The water turns muddy brown as Russell and Salsman shake the bags to dislodge algae and the marsh reeds that give the oysters grown in 7 acres within a nature preserve their mild grassy flavor.

The shaking breaks off the growing edges of the oysters so they grow plump and wide instead of flat as pancakes. It also removes algae, marsh grasses and barnacles that can weigh the bags down.

The oysters grown to 4 inches long in the mesh bags are white and known as Abigail pearls for the company’s founder, Abigail Carroll. Nonesuch Oyster Farm was recently purchased by Ryan McPherson of Glidden Point Oyster Farms.
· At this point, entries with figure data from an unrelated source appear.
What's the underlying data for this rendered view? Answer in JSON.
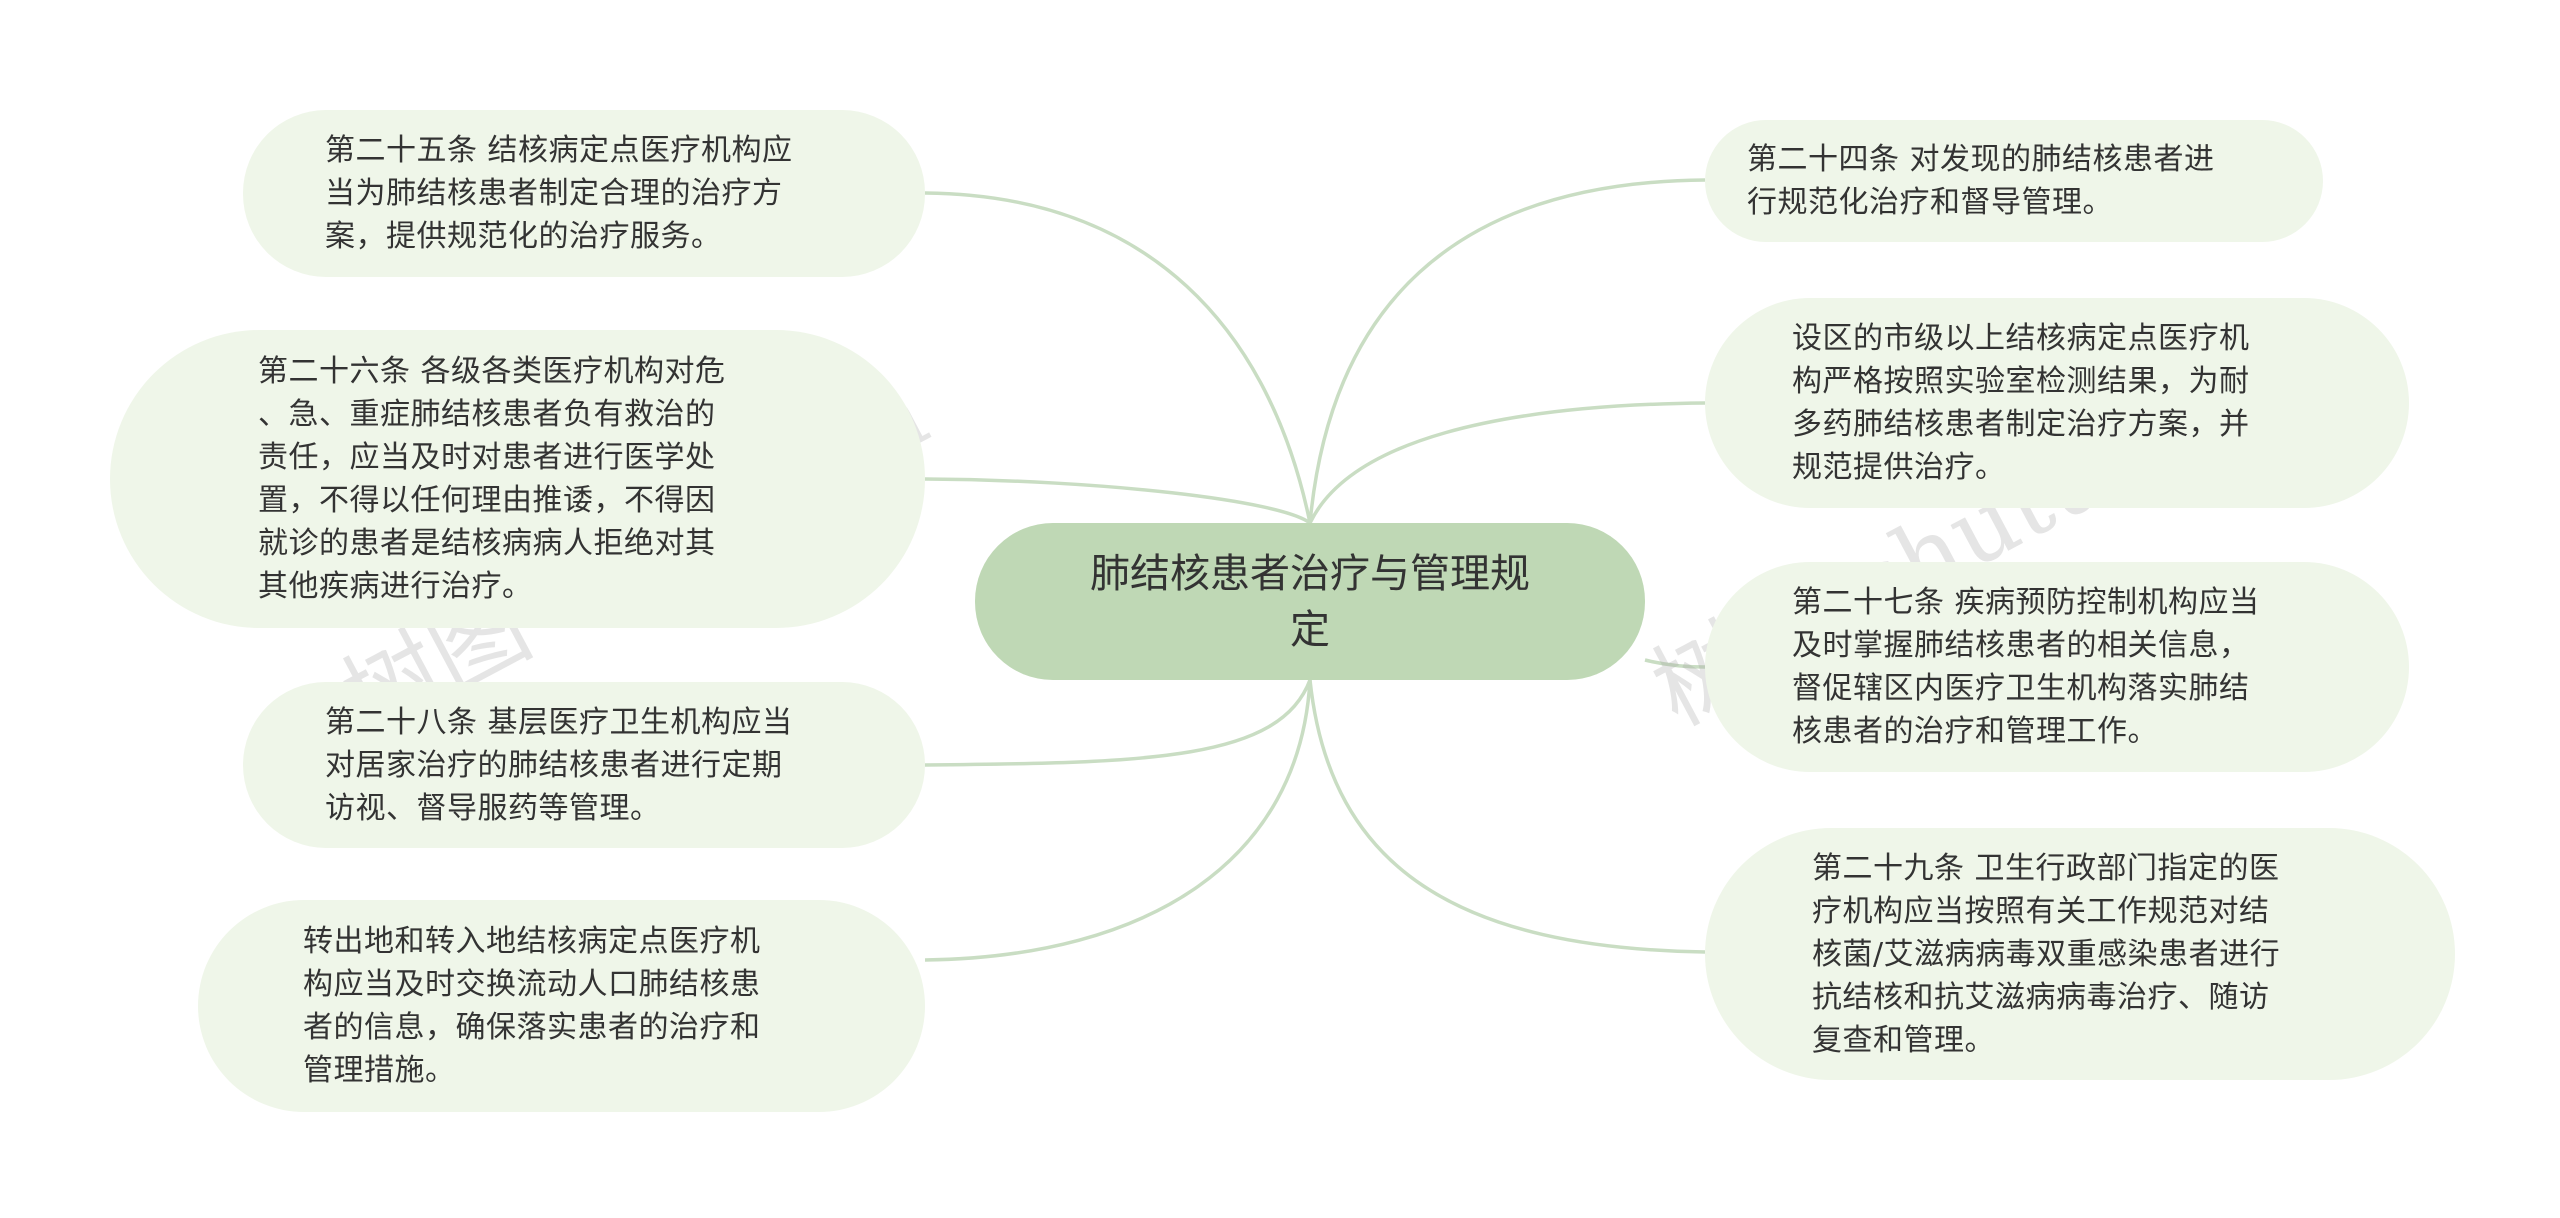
{
  "center": {
    "title": "肺结核患者治疗与管理规\n定"
  },
  "nodes": [
    {
      "id": "art25",
      "text": "第二十五条 结核病定点医疗机构应\n当为肺结核患者制定合理的治疗方\n案，提供规范化的治疗服务。"
    },
    {
      "id": "art26",
      "text": "第二十六条 各级各类医疗机构对危\n、急、重症肺结核患者负有救治的\n责任，应当及时对患者进行医学处\n置，不得以任何理由推诿，不得因\n就诊的患者是结核病病人拒绝对其\n其他疾病进行治疗。"
    },
    {
      "id": "art28",
      "text": "第二十八条 基层医疗卫生机构应当\n对居家治疗的肺结核患者进行定期\n访视、督导服药等管理。"
    },
    {
      "id": "transfer",
      "text": "转出地和转入地结核病定点医疗机\n构应当及时交换流动人口肺结核患\n者的信息，确保落实患者的治疗和\n管理措施。"
    },
    {
      "id": "art24",
      "text": "第二十四条 对发现的肺结核患者进\n行规范化治疗和督导管理。"
    },
    {
      "id": "city",
      "text": "设区的市级以上结核病定点医疗机\n构严格按照实验室检测结果，为耐\n多药肺结核患者制定治疗方案，并\n规范提供治疗。"
    },
    {
      "id": "art27",
      "text": "第二十七条 疾病预防控制机构应当\n及时掌握肺结核患者的相关信息，\n督促辖区内医疗卫生机构落实肺结\n核患者的治疗和管理工作。"
    },
    {
      "id": "art29",
      "text": "第二十九条 卫生行政部门指定的医\n疗机构应当按照有关工作规范对结\n核菌/艾滋病病毒双重感染患者进行\n抗结核和抗艾滋病病毒治疗、随访\n复查和管理。"
    }
  ],
  "watermarks": [
    "树图 shutu.cn",
    "树图 shutu.cn"
  ],
  "colors": {
    "node_bg": "#eff6e9",
    "center_bg": "#bfd8b5",
    "edge": "#c9ddc3",
    "text": "#333333"
  }
}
GREEN OYSTERS KNOWN AS NONESUCH EMERALDS

In a channel next to the rows of oyster bags, “free range” green oysters known as Nonesuch emeralds grow scattered along the bottom. Burns dons snorkeling gear and dives down about 8 feet to pull up several emeralds.

He opens the glossy green oysters with a shucking knife and offers them to visitors. They are fresh as can be, with a briny, slightly grassy, sweet taste.

The extra sweetness comes from the oysters storing up glycogen to hibernate in the winter, which they will likely spend in the company’s refrigerators, Burns says.

Outside the skiff, Russell, Salsman and Abramovich float and swim in water up to their necks. The rain is holding off for now, as they wave blue gloved hands at a cargo train passing over the trestle that separates the river from Saco Bay.

The train sounds its horn, to their delight.

Russell and Salsman say they sometimes feel a little envious when friends from Northeastern tell them about internships in high rises with fantastic views of city skylines.

CO-OP STUDIES ON THE RIVER

But that feeling evaporates out on the Nonesuch River, where plovers resting on the oyster bags watch them from an arm’s length away, and Mount Washington can be seen on a clear day.

Salsman says she expects that having such a unique co-op experience will help them stand out as job seekers.

And the women say the rigors of the job are such that they haven’t needed to work out at the gym for weeks.

“You can feel yourself getting stronger,” Russell says. “At the end of the day, I feel like I accomplished something.”